O líder parlamentar do JPP, Élvio Sousa, veio criticar, em nome do partido, o facto de o PSD e o CDS terem recusado, novamente a audição parlamentar, pedida pelo JPP, para ouvir o empresário Luís Miguel de Sousa e o secretário regional da Economia Rui Barreto, acerca do acordo entre o Governo Regional e a OPM, referente à renda do porto do Caniçal.
Diz a JPP que a análise e votação do requerimento de Audição Parlamentar, da autoria do JPP, intitulada “Esclarecimentos sobre o valor de renda a pagar dos portos da Madeira”, foi chumbada pelo PSD e CDS na 2ª Comissão Especializada (Economia, Finanças e Turismo) que, pelos vistos, não quer mais esclarecimentos no que se refere à renda do porto do Caniçal.
Recentemente a imprensa dedicou uma página inteira e a cores ao acordo alcançado entre o Governo Regional (APRAM) e a OPM do Grupo Sousa que fará com que este empresário, ao fim de mais de 30 anos, passe a pagar renda pela utilização (em exclusivo) do porto comercial do Caniçal.
Como não foram divulgadas as razões e os critérios objectivos pelas quais o preço da renda foi alcançado, esperava o JPP que tanto os deputados do PSD como do CDS estivessem na predisposição de esclarecer a situação na presença das duas individualidades requeridas para audição.
Relembre-se que o valor adiantado pelo Governo Regional da Madeira (perto de 500 mil euros/ano) contrasta significativamente com o que o estudo da EGIS PORTS de Dezembro de 2016, apontava.
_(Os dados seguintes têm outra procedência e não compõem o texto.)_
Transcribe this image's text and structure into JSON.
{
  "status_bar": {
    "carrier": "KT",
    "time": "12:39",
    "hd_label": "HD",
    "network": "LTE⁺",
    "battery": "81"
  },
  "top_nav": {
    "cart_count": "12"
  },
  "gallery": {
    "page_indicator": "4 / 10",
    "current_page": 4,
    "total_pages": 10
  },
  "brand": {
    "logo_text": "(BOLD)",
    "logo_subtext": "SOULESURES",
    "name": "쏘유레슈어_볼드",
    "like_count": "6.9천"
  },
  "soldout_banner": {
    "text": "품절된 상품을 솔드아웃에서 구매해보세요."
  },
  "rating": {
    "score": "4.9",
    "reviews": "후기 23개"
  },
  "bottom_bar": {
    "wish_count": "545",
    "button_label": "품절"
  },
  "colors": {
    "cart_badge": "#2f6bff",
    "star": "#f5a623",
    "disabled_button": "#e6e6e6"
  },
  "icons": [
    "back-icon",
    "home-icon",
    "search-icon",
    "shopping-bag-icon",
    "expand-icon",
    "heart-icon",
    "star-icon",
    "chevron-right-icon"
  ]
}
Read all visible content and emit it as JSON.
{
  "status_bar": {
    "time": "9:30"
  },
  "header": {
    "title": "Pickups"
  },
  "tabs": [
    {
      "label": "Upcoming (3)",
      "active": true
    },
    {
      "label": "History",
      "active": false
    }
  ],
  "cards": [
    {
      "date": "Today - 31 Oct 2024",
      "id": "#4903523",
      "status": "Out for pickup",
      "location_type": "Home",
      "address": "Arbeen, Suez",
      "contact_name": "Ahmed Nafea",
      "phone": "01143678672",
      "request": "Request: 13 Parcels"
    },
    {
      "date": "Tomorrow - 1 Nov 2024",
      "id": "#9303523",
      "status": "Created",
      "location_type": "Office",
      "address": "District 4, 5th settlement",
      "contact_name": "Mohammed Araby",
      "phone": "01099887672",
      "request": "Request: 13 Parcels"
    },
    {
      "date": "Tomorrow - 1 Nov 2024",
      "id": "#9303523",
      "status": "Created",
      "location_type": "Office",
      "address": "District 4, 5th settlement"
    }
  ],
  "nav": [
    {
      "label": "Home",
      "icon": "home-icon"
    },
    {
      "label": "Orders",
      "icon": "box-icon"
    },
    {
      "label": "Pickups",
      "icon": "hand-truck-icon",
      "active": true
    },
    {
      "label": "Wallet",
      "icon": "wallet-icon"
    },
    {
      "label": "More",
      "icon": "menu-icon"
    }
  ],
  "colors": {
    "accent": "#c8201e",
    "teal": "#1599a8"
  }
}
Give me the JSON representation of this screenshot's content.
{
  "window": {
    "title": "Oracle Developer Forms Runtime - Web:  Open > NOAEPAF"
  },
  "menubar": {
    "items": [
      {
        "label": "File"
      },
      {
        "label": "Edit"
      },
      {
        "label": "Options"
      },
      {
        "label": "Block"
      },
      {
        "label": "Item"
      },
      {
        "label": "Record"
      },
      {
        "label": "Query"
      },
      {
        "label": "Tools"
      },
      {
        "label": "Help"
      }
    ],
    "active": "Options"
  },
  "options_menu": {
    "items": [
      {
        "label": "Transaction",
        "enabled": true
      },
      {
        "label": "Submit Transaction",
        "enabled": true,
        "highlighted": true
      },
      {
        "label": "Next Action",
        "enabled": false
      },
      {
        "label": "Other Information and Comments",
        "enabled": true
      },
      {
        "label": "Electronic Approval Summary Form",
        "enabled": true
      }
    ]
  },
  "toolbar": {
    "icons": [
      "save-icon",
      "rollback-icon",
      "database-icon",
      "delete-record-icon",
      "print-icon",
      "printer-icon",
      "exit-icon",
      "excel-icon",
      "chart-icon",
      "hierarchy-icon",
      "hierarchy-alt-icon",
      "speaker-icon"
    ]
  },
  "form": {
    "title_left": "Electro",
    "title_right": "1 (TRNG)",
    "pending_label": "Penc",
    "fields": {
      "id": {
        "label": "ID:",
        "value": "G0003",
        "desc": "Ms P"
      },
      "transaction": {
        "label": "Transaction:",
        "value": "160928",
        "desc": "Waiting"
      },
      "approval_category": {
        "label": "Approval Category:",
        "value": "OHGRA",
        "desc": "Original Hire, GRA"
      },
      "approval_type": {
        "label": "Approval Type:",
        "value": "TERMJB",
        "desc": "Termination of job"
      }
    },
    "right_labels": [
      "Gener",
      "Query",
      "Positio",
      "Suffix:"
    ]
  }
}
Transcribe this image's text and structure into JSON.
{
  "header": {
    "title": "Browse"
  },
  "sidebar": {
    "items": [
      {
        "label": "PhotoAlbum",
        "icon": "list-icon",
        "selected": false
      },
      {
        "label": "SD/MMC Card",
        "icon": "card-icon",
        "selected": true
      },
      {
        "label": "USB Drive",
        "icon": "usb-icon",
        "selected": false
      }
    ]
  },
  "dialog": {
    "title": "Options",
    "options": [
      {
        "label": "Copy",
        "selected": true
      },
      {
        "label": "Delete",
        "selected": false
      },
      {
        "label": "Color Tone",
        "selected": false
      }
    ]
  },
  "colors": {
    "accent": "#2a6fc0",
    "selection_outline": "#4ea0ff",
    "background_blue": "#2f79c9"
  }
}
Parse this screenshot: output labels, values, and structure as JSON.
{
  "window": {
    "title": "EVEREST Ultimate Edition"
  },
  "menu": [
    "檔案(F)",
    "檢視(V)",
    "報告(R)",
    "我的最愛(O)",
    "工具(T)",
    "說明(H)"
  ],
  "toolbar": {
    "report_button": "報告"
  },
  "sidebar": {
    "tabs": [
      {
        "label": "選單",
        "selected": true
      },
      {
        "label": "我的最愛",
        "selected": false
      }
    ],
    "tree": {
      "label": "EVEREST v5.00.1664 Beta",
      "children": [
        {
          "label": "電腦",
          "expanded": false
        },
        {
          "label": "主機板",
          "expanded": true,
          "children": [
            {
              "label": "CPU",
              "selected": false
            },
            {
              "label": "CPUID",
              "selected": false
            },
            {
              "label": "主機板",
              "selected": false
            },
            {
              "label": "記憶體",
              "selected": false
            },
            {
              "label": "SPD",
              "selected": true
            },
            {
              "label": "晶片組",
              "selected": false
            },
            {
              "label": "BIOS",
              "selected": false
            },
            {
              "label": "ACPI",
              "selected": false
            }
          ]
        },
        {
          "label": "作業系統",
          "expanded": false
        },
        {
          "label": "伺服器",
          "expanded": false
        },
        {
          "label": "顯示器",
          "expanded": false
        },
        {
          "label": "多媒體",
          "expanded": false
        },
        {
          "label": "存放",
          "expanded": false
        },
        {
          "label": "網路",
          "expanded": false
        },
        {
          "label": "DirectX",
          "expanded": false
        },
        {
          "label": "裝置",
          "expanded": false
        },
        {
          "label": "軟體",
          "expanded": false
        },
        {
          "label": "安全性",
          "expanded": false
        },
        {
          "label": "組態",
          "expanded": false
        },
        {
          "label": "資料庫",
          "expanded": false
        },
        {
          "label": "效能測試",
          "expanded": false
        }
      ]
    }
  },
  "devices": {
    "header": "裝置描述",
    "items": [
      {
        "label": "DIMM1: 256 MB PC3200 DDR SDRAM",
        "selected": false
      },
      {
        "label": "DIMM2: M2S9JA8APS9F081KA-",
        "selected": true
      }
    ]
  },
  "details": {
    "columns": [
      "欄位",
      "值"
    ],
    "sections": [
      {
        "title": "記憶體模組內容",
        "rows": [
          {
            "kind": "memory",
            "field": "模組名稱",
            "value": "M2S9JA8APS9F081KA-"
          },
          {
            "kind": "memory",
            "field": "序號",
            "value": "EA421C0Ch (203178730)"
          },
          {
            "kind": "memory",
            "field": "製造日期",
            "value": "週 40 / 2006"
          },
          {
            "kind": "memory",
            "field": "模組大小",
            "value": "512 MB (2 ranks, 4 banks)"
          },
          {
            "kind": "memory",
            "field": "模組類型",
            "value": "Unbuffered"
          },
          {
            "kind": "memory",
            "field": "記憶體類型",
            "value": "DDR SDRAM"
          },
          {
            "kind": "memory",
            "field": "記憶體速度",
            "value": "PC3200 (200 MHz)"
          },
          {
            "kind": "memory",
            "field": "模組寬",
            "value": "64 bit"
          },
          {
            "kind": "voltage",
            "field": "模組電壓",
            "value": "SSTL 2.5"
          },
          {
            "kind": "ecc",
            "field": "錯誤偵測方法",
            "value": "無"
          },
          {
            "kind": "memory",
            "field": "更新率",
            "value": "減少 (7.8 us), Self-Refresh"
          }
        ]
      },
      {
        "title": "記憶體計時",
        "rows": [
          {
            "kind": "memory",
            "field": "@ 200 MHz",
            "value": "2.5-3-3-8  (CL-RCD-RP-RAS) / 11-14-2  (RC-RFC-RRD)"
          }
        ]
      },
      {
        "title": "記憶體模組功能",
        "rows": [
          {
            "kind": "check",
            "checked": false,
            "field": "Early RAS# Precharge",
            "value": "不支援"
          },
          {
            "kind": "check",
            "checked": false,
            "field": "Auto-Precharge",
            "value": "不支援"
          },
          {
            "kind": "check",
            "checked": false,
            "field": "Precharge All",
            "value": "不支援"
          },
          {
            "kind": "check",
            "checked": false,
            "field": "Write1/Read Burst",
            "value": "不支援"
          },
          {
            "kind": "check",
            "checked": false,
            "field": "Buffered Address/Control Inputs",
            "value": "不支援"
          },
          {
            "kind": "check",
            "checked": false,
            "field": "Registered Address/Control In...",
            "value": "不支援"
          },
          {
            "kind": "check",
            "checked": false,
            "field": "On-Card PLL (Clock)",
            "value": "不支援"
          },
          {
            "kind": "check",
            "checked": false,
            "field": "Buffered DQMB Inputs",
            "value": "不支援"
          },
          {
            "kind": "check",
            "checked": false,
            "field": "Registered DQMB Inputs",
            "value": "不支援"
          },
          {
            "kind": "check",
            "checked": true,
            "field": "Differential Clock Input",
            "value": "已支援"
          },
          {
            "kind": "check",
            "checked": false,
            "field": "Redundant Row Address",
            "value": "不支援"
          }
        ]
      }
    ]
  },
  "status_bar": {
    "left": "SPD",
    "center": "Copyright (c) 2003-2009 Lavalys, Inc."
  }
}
Este documento técnico-científico, pago pelo Governo Regional, aborda exaustivamente e caracteriza de forma detalhada a situação do porto do Caniçal na perspectiva de uma reestruturação portuária que tarda em se realizar. Apontando para um modelo de concessão de serviço público, o estudo diz que o porto do Caniçal vale entre 3,5 e quase 4 milhões de euros anuais em valor de renda.
“A rejeição do PSD/CDS mostra, efectivamente, que a maioria parlamentar tem servido como força de bloqueio para apurar a verdade dos factos, e de apurar se o erário público regional está a ser eficientemente bem gerido, sem favorecimentos, que podem vir a constituir-se ilícitos”, refere-se.
Perante esta nova recusa o JPP promete desencadear novos procedimentos para apurar a verdade.